Did you know that in his 2015 post-election summer Budget, George Osborne informed residential landlords that from April 2017 their ability to claim higher rate tax relief for finance costs was to be withdrawn over a four year period, as follows:
- April 2017 the deduction from property income will be restricted to 75% of finance costs, with the remaining 25% available as a basic rate tax reduction.
- April 2018 the deduction from property income will be restricted to 50% of finance costs, with the other 50% available as a basic rate tax reduction.
- April 2019 the deduction from property income will be restricted to 25% of finance costs, with the other 75% available as a basic rate tax reduction.
- April 2020 all financing costs incurred by a landlord will be given as a basic rate tax reduction.
From April 2020, if you are a residential property (not holiday lets) landlord, you will only receive basic rate tax relief on finance costs.
Since the start of the current tax year (6 April 2019), if you are a non-resident landlord, you would have been required to complete a separate online non-resident Capital Gains Tax return for each property disposal. Including, a computation of gains and losses. Please note that different rules apply for those who are temporarily non-resident and make disposals during a tax year when you were either not resident in the UK or overseas as part of a split year. In addition, corporation tax rather than CGT is now chargeable on chargeable gains linked to UK property or land for all non-resident companies. Non-Resident Capital Gains Tax (NRCGT) is also potentially payable by all non-resident landlords, as the ATED-related gains charge was abolished from 6 April 2019. It now applies to gains arising from the disposal of any type of UK land or property which accrue from 5 April 2015 (residential property) or 5 April 2019 (non-residential property).
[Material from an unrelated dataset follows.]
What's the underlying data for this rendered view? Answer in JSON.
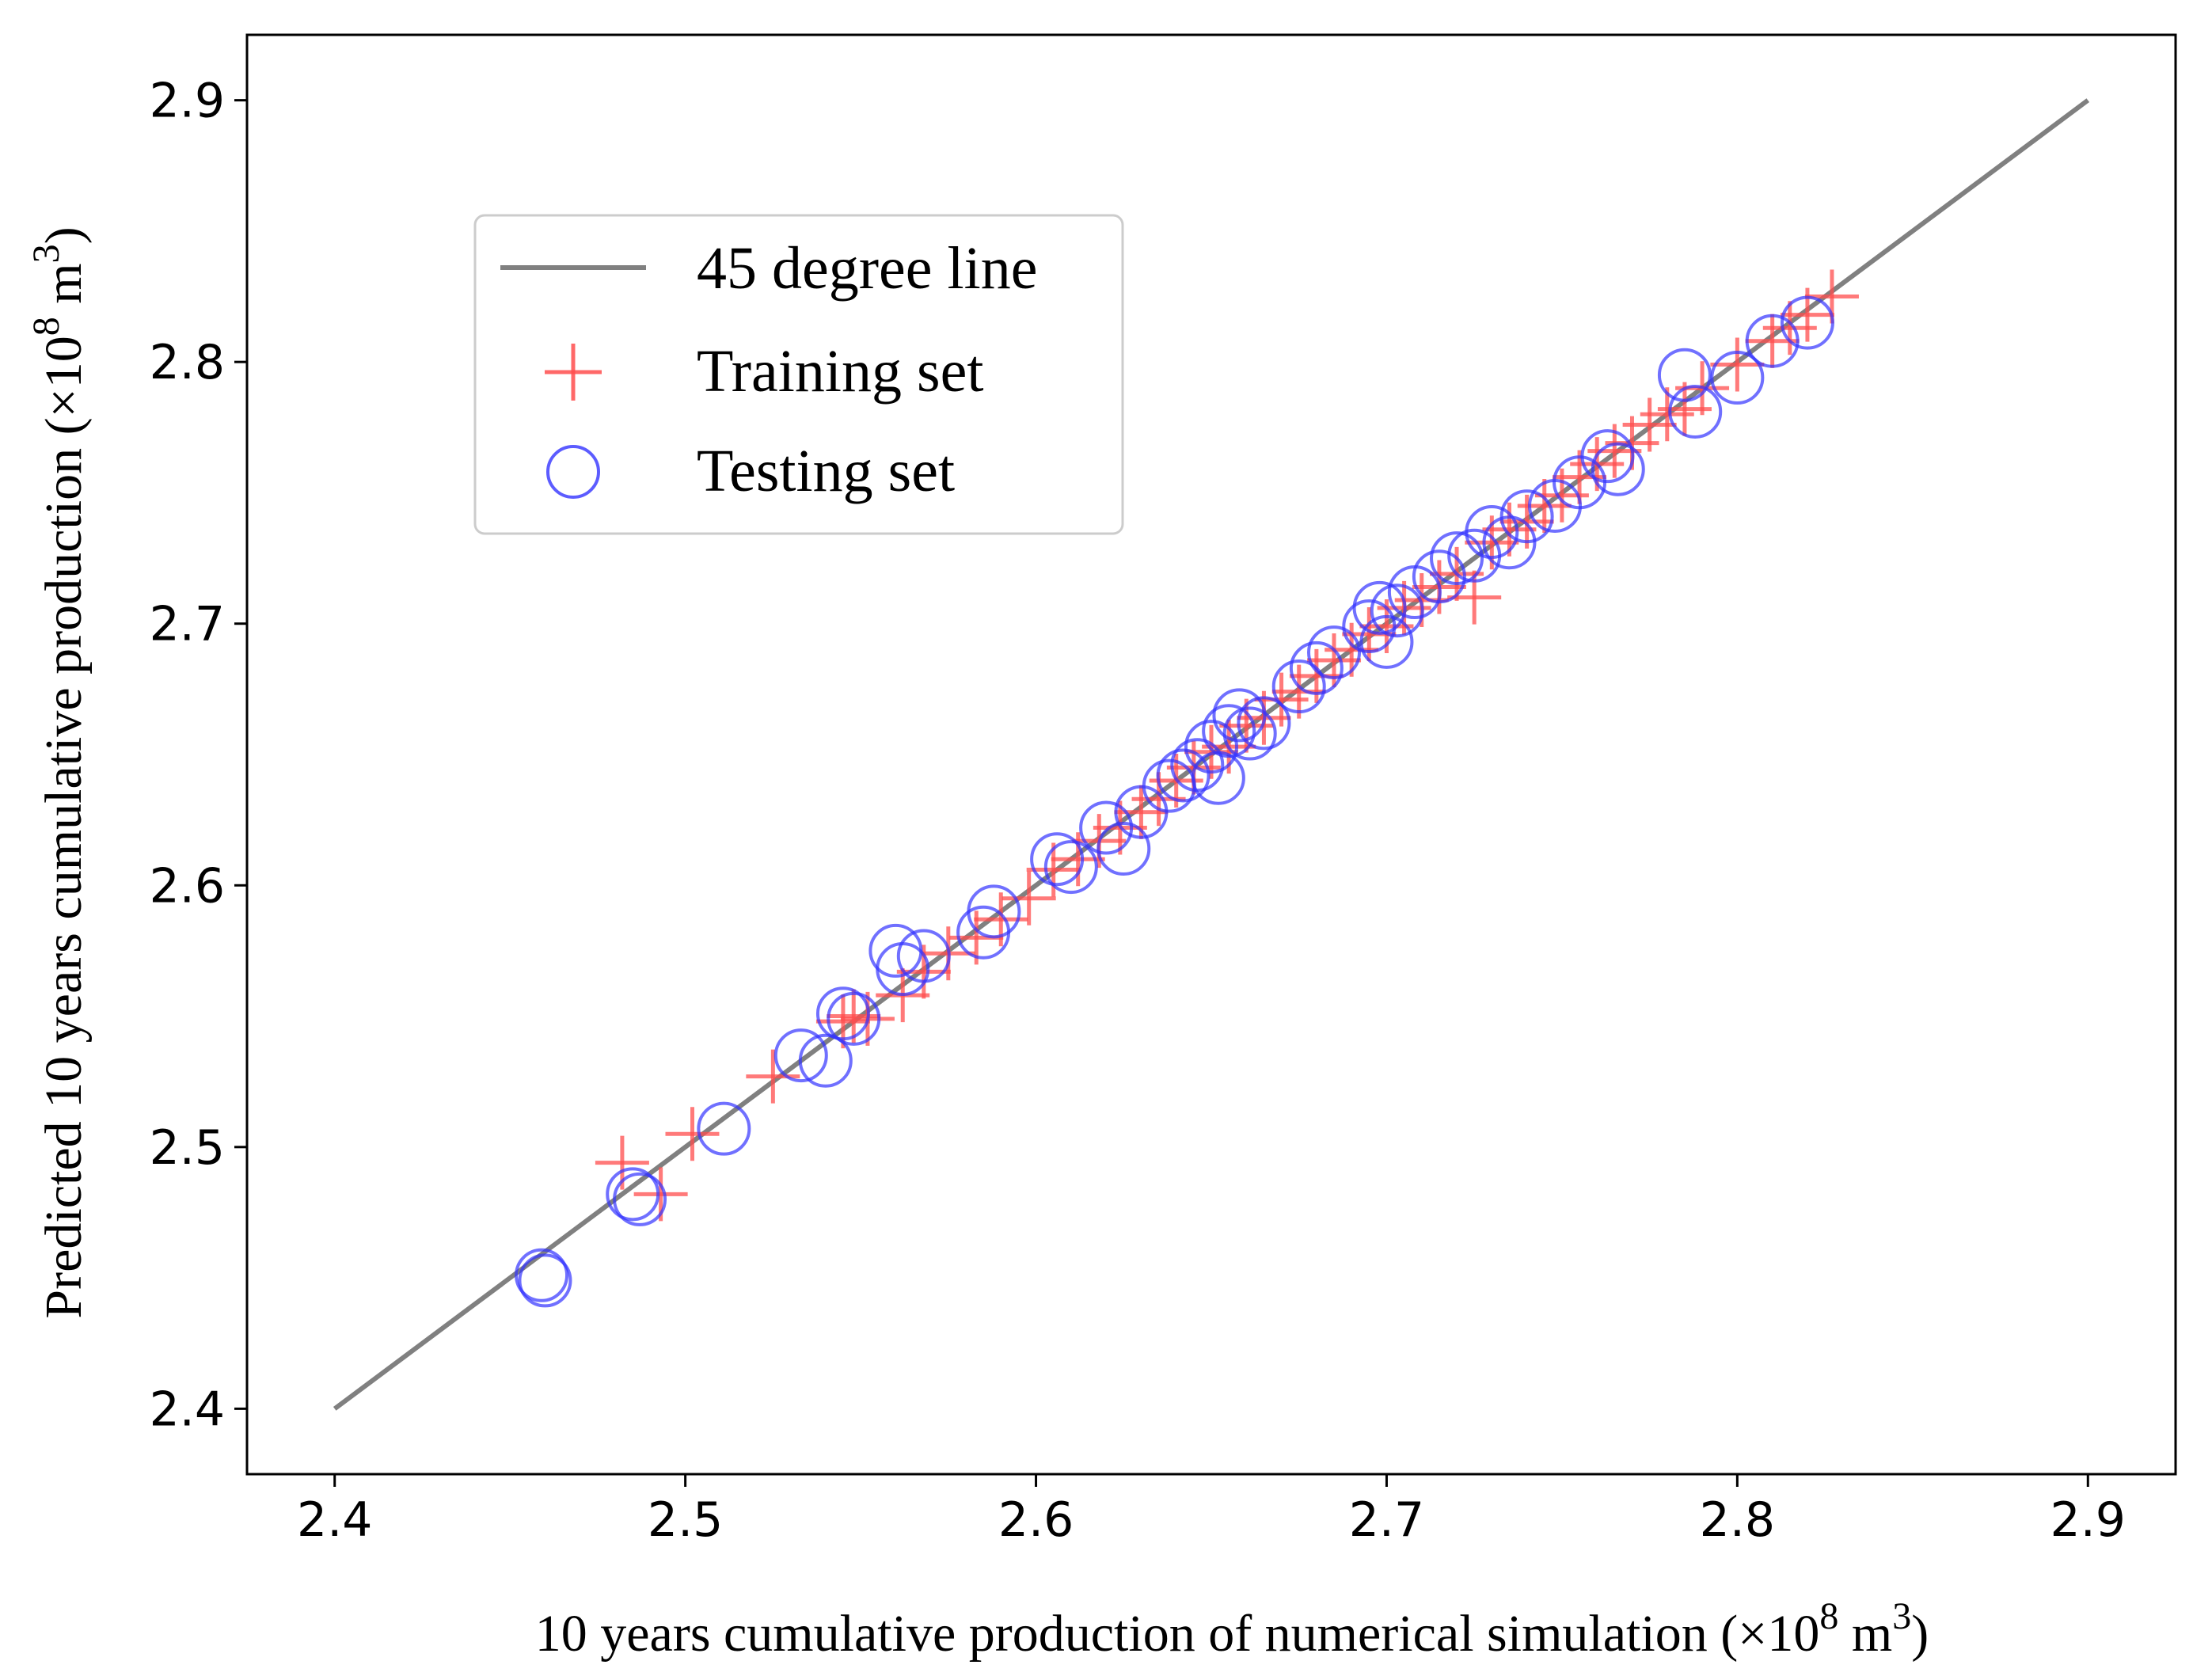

And did you also know that, as part of his 2018 Budget, the then Chancellor Philip Hammond announced his intention to restrict the Private Residence Relief (PRR) rules from 6 April 2020, by cutting the last period of ownership from 18 months to just 9 months. Please note that, as with the 2014 change, the 36-month exemption period is to be retained for owners with a disability or who are in residential care. As if that wasn’t enough, he also announced that lettings relief (see below) is to be restricted to owners who share occupancy with a tenant. Lettings relief was introduced in 1980, to allow people to let out spare rooms within their property, on a casual basis without losing the benefit of PRR. But HMRC says that it has found that lettings relief is being used for purposes beyond the original policy intention, benefitting those who let out a whole dwelling that has, at some stage, been their main residence. So what are the current lettings relief rules? Well, where the property has been let at any time, each owner can claim lettings relief to reduce the taxable capital gain, the rules are as follows:
- This relief can cover gains of up to £40,000 per owner
- It is only available if the property has been the owner’s main home for a period
- It is also capped at the amount of PPR relief, due for the period of actual occupation by the owner
At the same time, Hammond proposed that CGT would be payable “on account” within 30 days of completion for all UK residential properties. Originally intended to be effective from 6 April 2019, to coincide with the new NRCGT rules, implementation of the proposal was delayed until 6 April 2020. So If you have no gain to report or the gain is covered by exemptions or losses, you won’t have to complete a property disposal return. After the end of the tax year, you will complete a self-assessment return to disclose the property gain. The ‘on account’ payment will be deducted from the end of CGT liability; this could result in a repayment of CGT for you.